Первую выпили молча, без тостов.
— Так что у тебя за дело такое срочное объявилось? — после некоторой паузы спросил Верховцев.
Джексон замялся, но, поколебавшись, ответил:
— Да вот вычислил одно местечко на югах, где, по моим расчетам, сокровища должны лежать. Вылетаю туда отрывать клад.
Говорил он вполне серьезным голосом, но таким тоном, будто ему предстояло копать не клад, а картошку.
— Ты не шутишь?
— Ничуть. Все правда, но где точно это место и как я на него вышел, пока сказать не могу, надеюсь, понимаешь. Лучше расскажи, как у тебя дела.
— Да что у меня за дела… — тяжело вздохнул Верховцев. — Помнишь то дело с квартирными кражами, что я раскручивал в прошлом месяце?
— Ну?.. — неопределенно протянул Джексон, думая о чем-то своем.

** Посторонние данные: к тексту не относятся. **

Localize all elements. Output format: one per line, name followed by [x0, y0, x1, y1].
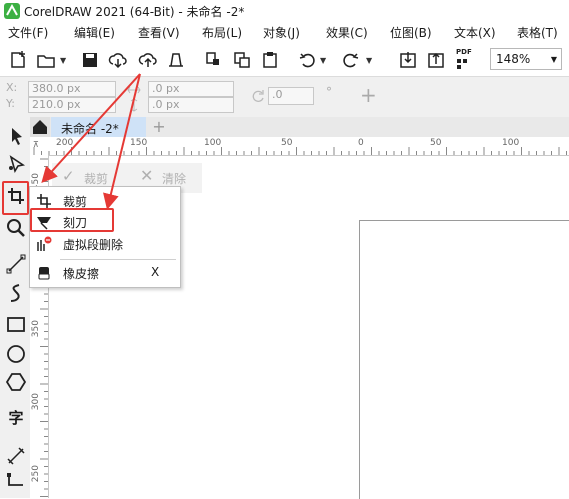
width-arrow-icon — [127, 86, 141, 94]
chevron-down-icon: ▼ — [550, 55, 557, 64]
degree-symbol: ° — [326, 85, 332, 99]
virtual-segment-delete-icon — [37, 236, 52, 251]
rectangle-tool-icon[interactable] — [5, 313, 27, 335]
y-label: Y: — [6, 97, 15, 110]
menu-layout[interactable]: 布局(L) — [202, 24, 242, 41]
x-label: X: — [6, 81, 18, 94]
close-icon: ✕ — [140, 166, 154, 185]
menu-edit[interactable]: 编辑(E) — [74, 24, 115, 41]
open-folder-icon[interactable] — [36, 50, 56, 70]
flyout-item-shortcut: X — [151, 265, 160, 279]
menu-file[interactable]: 文件(F) — [8, 24, 48, 41]
crop-apply-button[interactable]: 裁剪 — [84, 170, 108, 187]
x-position-field[interactable]: 380.0 px — [28, 81, 116, 97]
pdf-label: PDF — [456, 48, 472, 56]
y-position-field[interactable]: 210.0 px — [28, 97, 116, 113]
shape-tool-icon[interactable] — [5, 153, 27, 175]
tab-document[interactable]: 未命名 -2* — [51, 117, 146, 137]
title-bar: CorelDRAW 2021 (64-Bit) - 未命名 -2* — [0, 0, 569, 22]
flyout-divider — [60, 259, 176, 260]
zoom-value: 148% — [496, 52, 531, 66]
redo-dropdown-caret[interactable]: ▼ — [366, 56, 372, 65]
property-bar: X: Y: 380.0 px 210.0 px .0 px .0 px .0 °… — [0, 77, 569, 118]
parallel-dimension-tool-icon[interactable] — [5, 445, 27, 467]
flyout-item-label: 虚拟段删除 — [63, 238, 124, 252]
toolbox: 字 — [0, 117, 31, 498]
add-preset-button[interactable]: + — [360, 83, 377, 107]
flyout-item-eraser[interactable]: 橡皮擦 X — [31, 262, 179, 284]
window-title: CorelDRAW 2021 (64-Bit) - 未命名 -2* — [24, 5, 245, 19]
check-icon: ✓ — [62, 167, 75, 185]
zoom-level-select[interactable]: 148% ▼ — [490, 48, 562, 70]
connector-tool-icon[interactable] — [5, 471, 27, 493]
freehand-tool-icon[interactable] — [5, 253, 27, 275]
page-border[interactable] — [359, 220, 569, 499]
crop-tool-highlight — [2, 181, 29, 215]
publish-pdf-icon[interactable] — [456, 58, 468, 70]
print-icon[interactable] — [166, 50, 186, 70]
save-icon[interactable] — [80, 50, 100, 70]
crop-tool-icon — [37, 194, 51, 208]
ellipse-tool-icon[interactable] — [5, 343, 27, 365]
eraser-tool-icon — [38, 267, 50, 280]
h-ruler-ticks — [33, 147, 567, 155]
artistic-media-tool-icon[interactable] — [5, 283, 27, 305]
import-icon[interactable] — [398, 50, 418, 70]
pick-tool-icon[interactable] — [5, 125, 27, 147]
height-arrow-icon — [130, 98, 138, 112]
undo-dropdown-caret[interactable]: ▼ — [320, 56, 326, 65]
paste-icon[interactable] — [260, 50, 280, 70]
height-field[interactable]: .0 px — [148, 97, 234, 113]
cloud-upload-icon[interactable] — [138, 50, 158, 70]
menu-table[interactable]: 表格(T) — [517, 24, 558, 41]
new-document-icon[interactable] — [8, 50, 28, 70]
menu-bar: 文件(F) 编辑(E) 查看(V) 布局(L) 对象(J) 效果(C) 位图(B… — [0, 22, 569, 42]
flyout-item-virtual-segment-delete[interactable]: 虚拟段删除 — [31, 233, 179, 255]
menu-object[interactable]: 对象(J) — [263, 24, 300, 41]
add-tab-button[interactable]: + — [150, 117, 168, 137]
coreldraw-logo-icon — [4, 3, 20, 19]
crop-tools-flyout: 裁剪 刻刀 虚拟段删除 橡皮擦 X — [29, 186, 181, 288]
rotation-angle-field[interactable]: .0 — [268, 87, 314, 105]
menu-text[interactable]: 文本(X) — [454, 24, 496, 41]
rotate-icon — [252, 90, 264, 102]
open-dropdown-caret[interactable]: ▼ — [60, 56, 66, 65]
standard-toolbar: ▼ ▼ ▼ PDF 148% ▼ — [0, 42, 569, 77]
home-icon[interactable] — [30, 117, 50, 137]
redo-icon[interactable] — [340, 50, 360, 70]
tab-document-label: 未命名 -2* — [61, 122, 119, 136]
horizontal-ruler: 200 150 100 50 0 50 100 — [30, 137, 569, 156]
cut-icon[interactable] — [204, 50, 224, 70]
crop-clear-button[interactable]: 清除 — [162, 170, 186, 187]
knife-item-highlight — [30, 208, 114, 232]
flyout-item-label: 橡皮擦 — [63, 267, 100, 281]
width-field[interactable]: .0 px — [148, 81, 234, 97]
export-icon[interactable] — [426, 50, 446, 70]
text-tool-icon[interactable]: 字 — [5, 407, 27, 429]
menu-effects[interactable]: 效果(C) — [326, 24, 368, 41]
ruler-origin-icon[interactable]: ⊼ — [33, 140, 39, 149]
menu-bitmaps[interactable]: 位图(B) — [390, 24, 432, 41]
undo-icon[interactable] — [298, 50, 318, 70]
zoom-tool-icon[interactable] — [5, 217, 27, 239]
copy-icon[interactable] — [232, 50, 252, 70]
polygon-tool-icon[interactable] — [5, 371, 27, 393]
cloud-download-icon[interactable] — [108, 50, 128, 70]
menu-view[interactable]: 查看(V) — [138, 24, 180, 41]
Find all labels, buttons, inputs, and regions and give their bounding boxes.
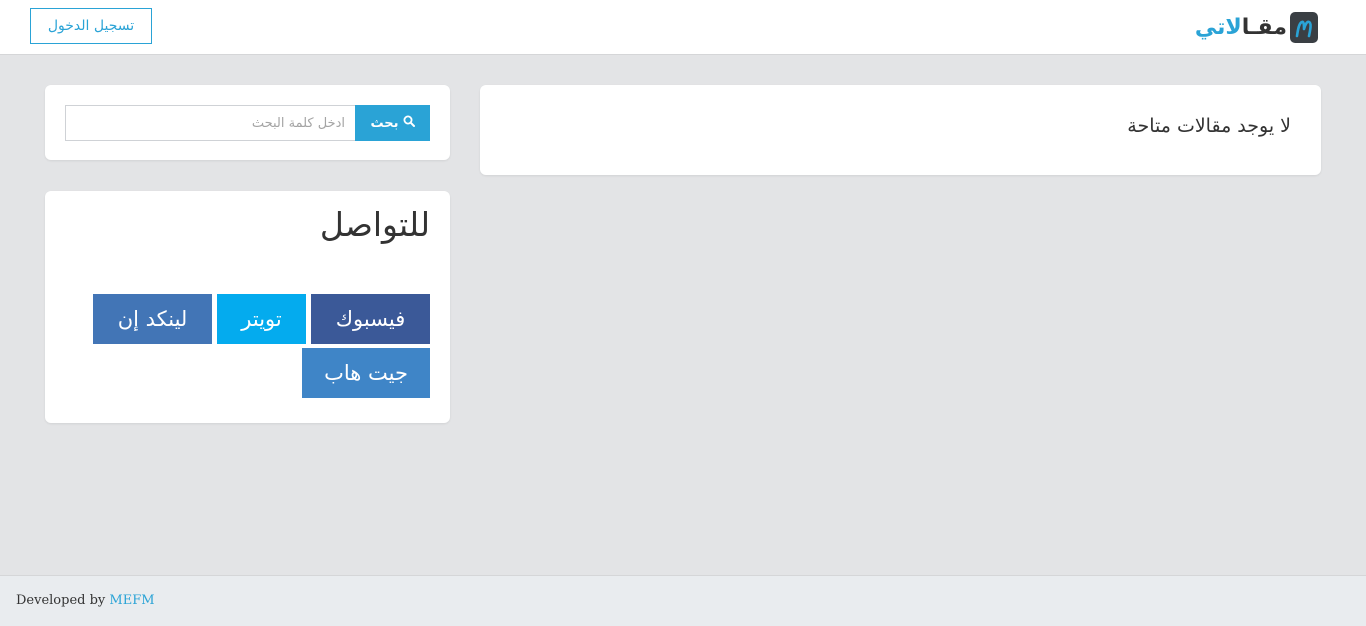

— Так его, считай, закрыли. Имел я там пару трупов, вроде бы относящихся к делу, одного беглеца во всесоюзном розыске, да в Москве гуся зацепили случайно с частью краденого, сейчас под следствием, но отпирается, а улик у нас небогато. Скорей всего, дело и до суда не дойдет. О, времена настали: часть вещей нашлась — уже успех! И вообще, людей не хватает, времени, как всегда, в обрез, на каждом дел висит, что виноградин в грозди. Шел, совсем дошел — в госпиталь слег. А меня снова в отпуск не отпускают, вот, в командировку гонят…
— Далеко? — автоматически спросил Джексон.
— Как ты говоришь, в один из южных городов. Утешили — поработаешь, мол, пару недель на солнышке, считай, что в отпуске побывал. Вот жду со дня на день команды «на взлет!».
Джексон аккуратно наполнил рюмки и сказал:
— Подробности не спрашиваю — дружба дружбой, а служба службой, но если не государственная тайна: что-то с наркотой связано?